Princesse était triste et ses yeux d’hiver, nacrés et délavés, parlaient pour elle. Elle, qui avait connu les fêtes, les réunions secrètes ou les entrevues discrètes, avait été jeté aux oubliettes. On l’avait alors noircie, enlaidie, accusée de répandre la folie, elle qui avait ouvert tant d’esprit.
Étendue sur un lit rongé par les mythes, elle contemple de ses prunelles, devenues d’hiver, sa galerie de souvenirs. Ce ne sont plus de pâles figures aux couleurs trépassées, maintenues prisonnières derrière des fenêtres couvertes de poussière. Princesse sait que ses yeux l’abusent, mais elle est trop désespérée pour y remédier. La seule note qui lui remet un peu de baume au cœur est une vieille affiche qu’elle conserve telle une relique. Comme elle refuse de se lever, elle l’a installé en regard de sa couche, en aménagement de son ciel, afin de toujours se rappeler et ne jamais oublier.
Princesse était jeune, mais Princesse était perdue et Princesse avait les yeux délavés. Princesse possédait des ailes mais, comme elle, elles étaient fanées, car on l’avait oubliée, elle qui avait tant inspiré. Elle avait reçu de nombreux noms ; cependant il y en avait un qu’elle affectionnait plus que les autres.
Prisonnière de ce lit d’oubli, Princesse pleurait des larmes sèches, faites de poussières et de misère. Pas de prince, pas de héros, rien de tout cela n’attendait Princesse. Mais Princesse est forte, Princesse s’en moque. Ou du moins le proclame-t-elle haut et fort, car au fond d’elle-même, elle sait qu’elle est déjà morte.
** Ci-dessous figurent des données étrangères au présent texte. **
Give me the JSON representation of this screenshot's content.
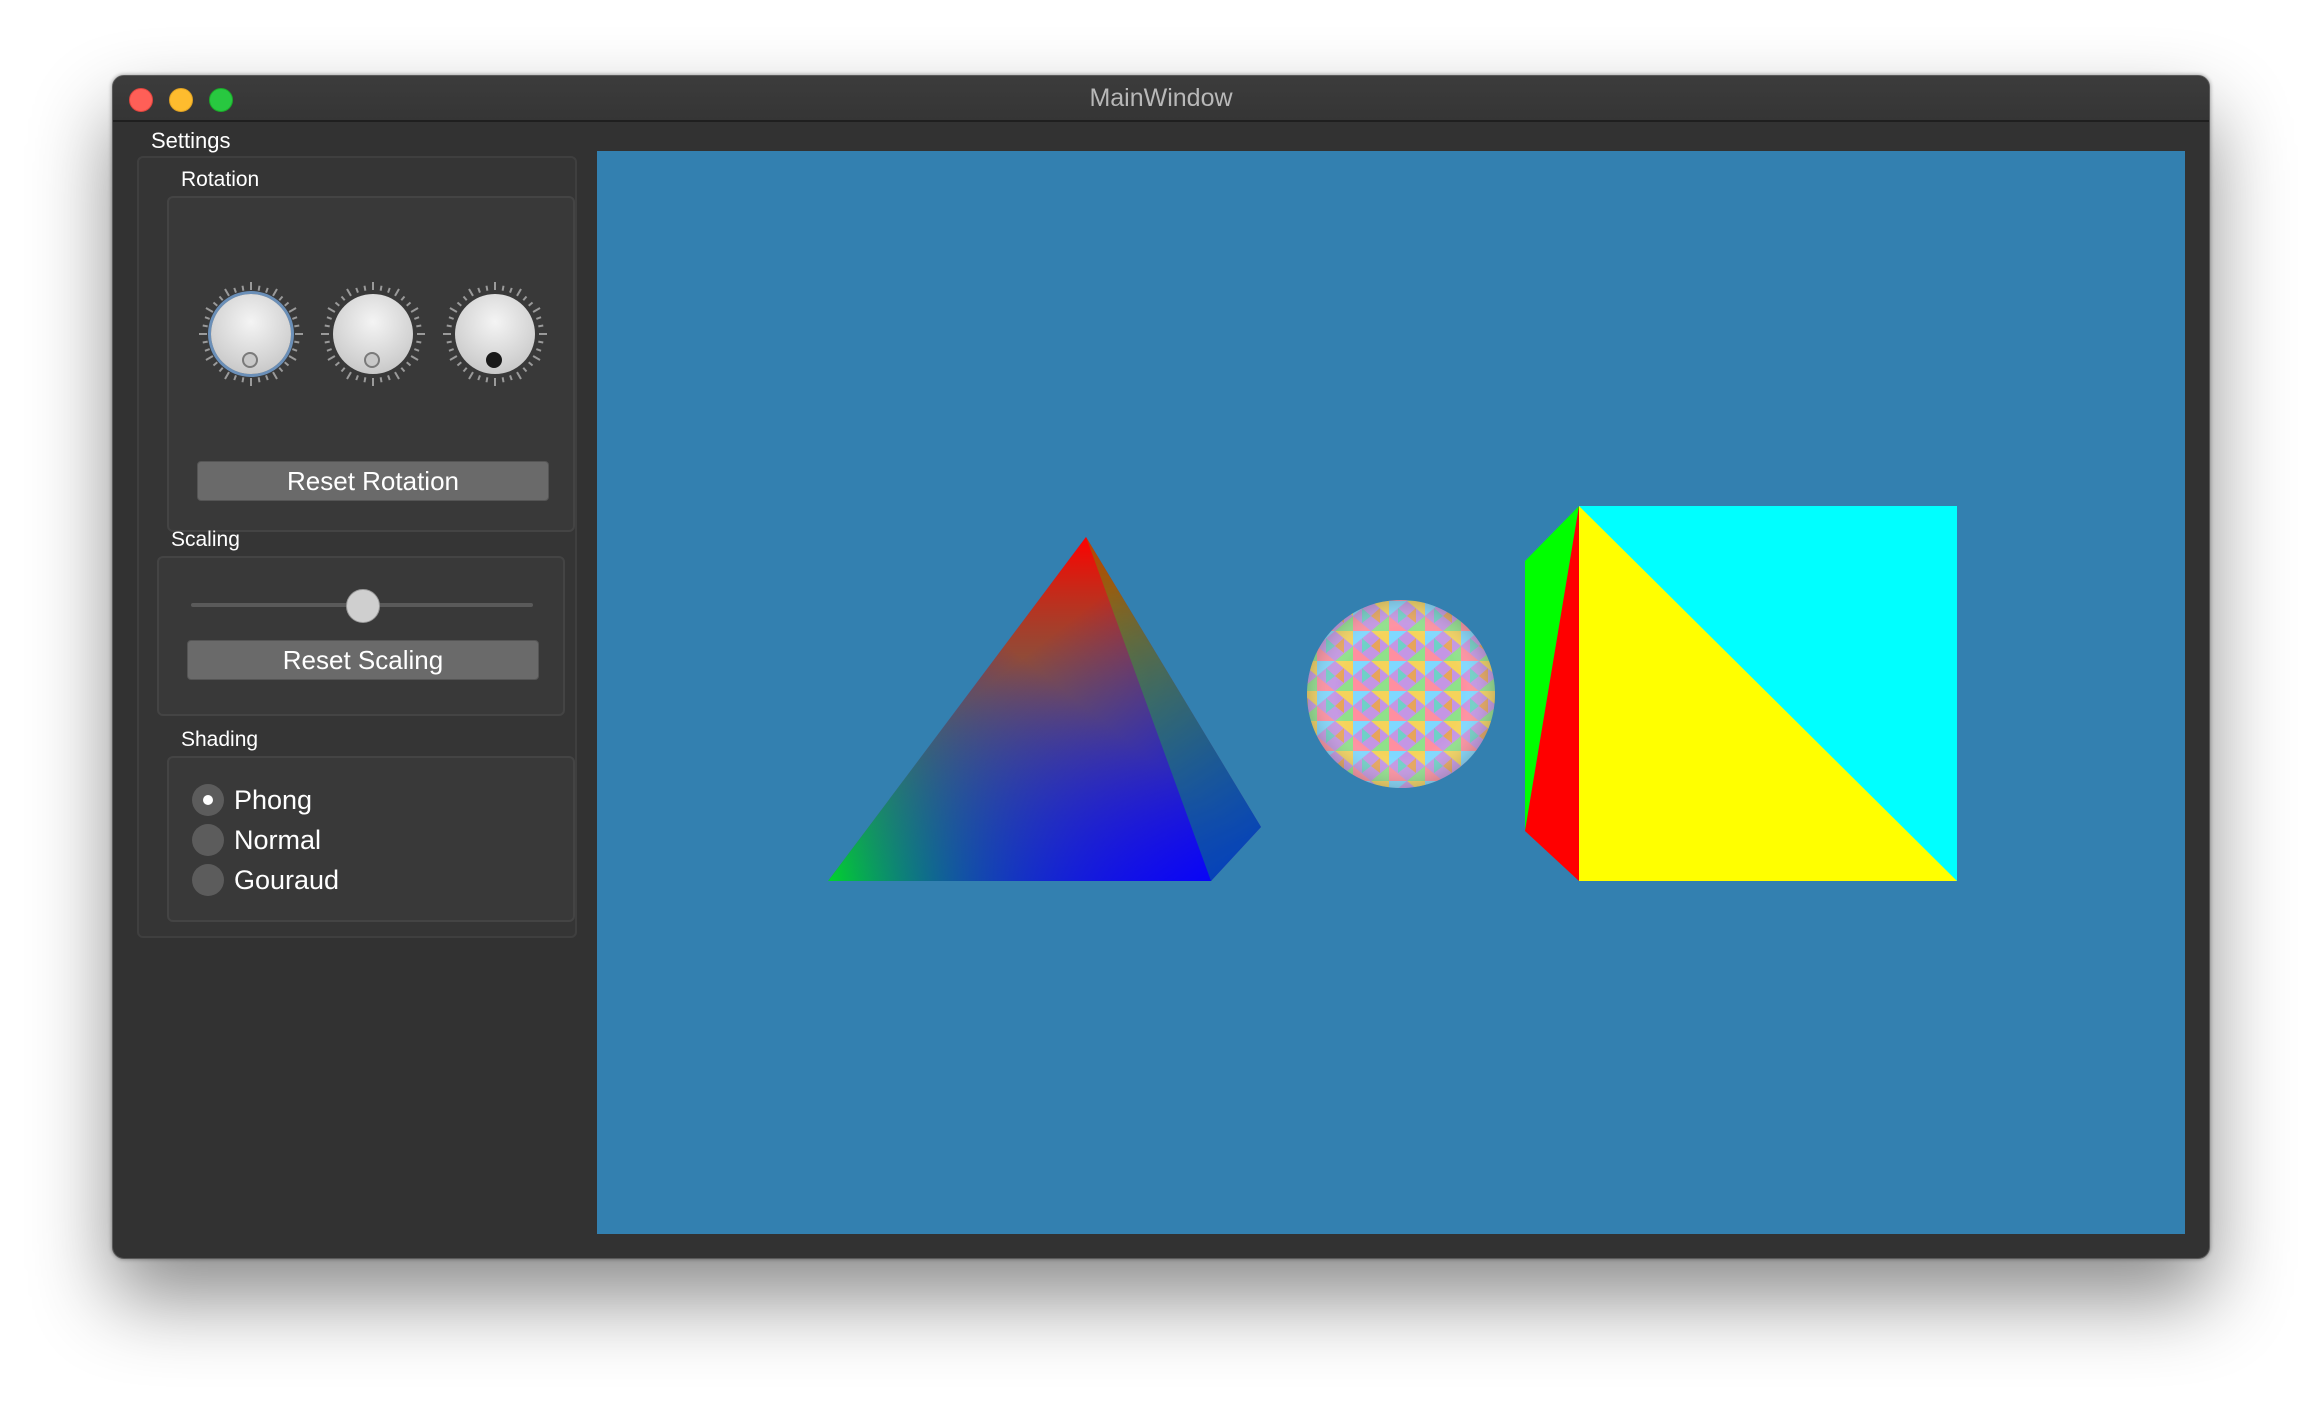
{
  "window": {
    "title": "MainWindow"
  },
  "sidebar": {
    "heading": "Settings",
    "rotation": {
      "label": "Rotation",
      "dials": [
        {
          "name": "rotation-x",
          "active": true
        },
        {
          "name": "rotation-y",
          "active": false
        },
        {
          "name": "rotation-z",
          "active": false
        }
      ],
      "reset_label": "Reset Rotation"
    },
    "scaling": {
      "label": "Scaling",
      "slider_value": 0.5,
      "reset_label": "Reset Scaling"
    },
    "shading": {
      "label": "Shading",
      "options": [
        "Phong",
        "Normal",
        "Gouraud"
      ],
      "selected": "Phong"
    }
  },
  "viewport": {
    "background": "#3380b0",
    "objects": [
      "pyramid",
      "sphere",
      "cube"
    ]
  }
}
Roulant sur elle-même, elle soupire de ne pas être capable d’alléger sa peine et se noie dans la contemplation de ses mémoires d’outre-tombe.
Comme Princesse était belle avec ses yeux verts, avant qu’elle ne les crève pour les remplacer par des yeux de verre, couleur hiver. Pourquoi l’avait-elle fait ? Parce qu’on l’ostracisait, parce qu’on l’exilait, elle, la petite fée verte qui avait inspiré tant de vices et d’artistes. Alors pour oublier sa vie fanée, elle avait fait le choix de regarder le monde en négatif, grâce à ses nouvelles prunelles, ses prunelles couleur hiver.